There is a lot going on in “Wicked.” Multiple characters change their mind about each other over the course of many songs. Ariana Grande doesn’t have the musical theatre singing chops or acting to cut it as Glinda, while Cynthia Erivo is excellent as Elphaba. Her Black-ness, added to her green-ness, gives a nuance to the role, and her acting and singing, especially in “Defying Gravity,” carry the film. She is an outcast in multiple ways, especially because she has talent. And she can join in the current fascist system of Oz and follow the Wizard, or decide to go against everyone and everything, even her now-friend Glinda.
The last 20 minutes of the movie, with the special effects and performance by Erivo, make it a must-see holiday film.
Michelle Yeoh (most famous for me for “Everything Everywhere All At Once”) plays a wonderful professor, while Jeff Goldblum was gifted to us by God to play a genius with an evil streak.

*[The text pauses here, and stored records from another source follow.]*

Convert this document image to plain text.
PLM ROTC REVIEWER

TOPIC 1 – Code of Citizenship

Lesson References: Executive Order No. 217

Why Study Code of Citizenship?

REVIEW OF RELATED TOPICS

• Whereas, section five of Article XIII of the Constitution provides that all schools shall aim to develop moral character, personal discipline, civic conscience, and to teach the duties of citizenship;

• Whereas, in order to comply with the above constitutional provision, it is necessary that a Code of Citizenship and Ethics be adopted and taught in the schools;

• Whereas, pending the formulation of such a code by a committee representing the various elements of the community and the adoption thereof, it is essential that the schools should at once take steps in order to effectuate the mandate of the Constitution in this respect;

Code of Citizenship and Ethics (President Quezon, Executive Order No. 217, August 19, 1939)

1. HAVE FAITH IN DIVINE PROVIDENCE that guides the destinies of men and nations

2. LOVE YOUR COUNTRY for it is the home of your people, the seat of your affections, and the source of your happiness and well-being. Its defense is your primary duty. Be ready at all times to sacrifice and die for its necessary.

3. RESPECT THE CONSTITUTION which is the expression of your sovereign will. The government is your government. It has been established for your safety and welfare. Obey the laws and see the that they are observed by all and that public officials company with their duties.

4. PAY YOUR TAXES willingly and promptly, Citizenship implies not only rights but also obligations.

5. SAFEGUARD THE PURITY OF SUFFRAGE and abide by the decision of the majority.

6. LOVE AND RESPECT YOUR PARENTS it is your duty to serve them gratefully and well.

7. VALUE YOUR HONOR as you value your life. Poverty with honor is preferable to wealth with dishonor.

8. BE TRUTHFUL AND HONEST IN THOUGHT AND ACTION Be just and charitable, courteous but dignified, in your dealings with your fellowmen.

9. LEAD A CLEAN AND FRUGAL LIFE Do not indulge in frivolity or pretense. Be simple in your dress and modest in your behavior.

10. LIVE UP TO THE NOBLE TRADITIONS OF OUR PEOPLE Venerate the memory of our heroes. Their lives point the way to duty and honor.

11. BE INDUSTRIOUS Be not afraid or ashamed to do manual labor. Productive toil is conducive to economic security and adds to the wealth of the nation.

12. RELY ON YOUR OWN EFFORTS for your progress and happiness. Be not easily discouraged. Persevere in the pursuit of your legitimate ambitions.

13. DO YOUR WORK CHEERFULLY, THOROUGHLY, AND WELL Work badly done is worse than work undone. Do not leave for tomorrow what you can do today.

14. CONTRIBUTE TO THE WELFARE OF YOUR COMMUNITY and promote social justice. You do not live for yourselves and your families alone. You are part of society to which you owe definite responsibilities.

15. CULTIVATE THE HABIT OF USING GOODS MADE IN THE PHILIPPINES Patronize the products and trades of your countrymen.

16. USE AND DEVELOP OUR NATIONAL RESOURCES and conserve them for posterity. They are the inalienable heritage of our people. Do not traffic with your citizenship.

It’s somehow perfect that his singing is so poor.
In the end, it’s still a mixed bag for me, and I am ready for the next “Wicked,” where Glinda is played by a wheelchair user and no one bats an eye.
Other films of note: “FLOW,” by director and animator Gints Zibalodis, is an excellent animated film about a post-human world in which climate catastrophe is dealt with by, well, a cat and a ragtag group of animals. It’s transcendent, scary, and has only non-verbal communication. The shading is also really good.
Fashion
I want to focus on hats for a moment.
Everything in life is a social construct. We make reality what we want it to be, collectively. I wear hats because I’m (mostly) bald and get cold easily. Elphaba is given a witch’s hat as part of a cruel joke by Glinda. She thinks everyone will like it but when she shows up at the dance in all her intersectionality (Black, green, woman, Munchkin, witch), she is further ostracized. She doesn’t take off the hat. Instead, she embraces it, and realizes that it more fully shows who she is.
I hope that you (and we), in this New Year, embrace those parts of us that make us different, and become who we ought to be. We owe it to ourselves to defy whatever is harming us and the world.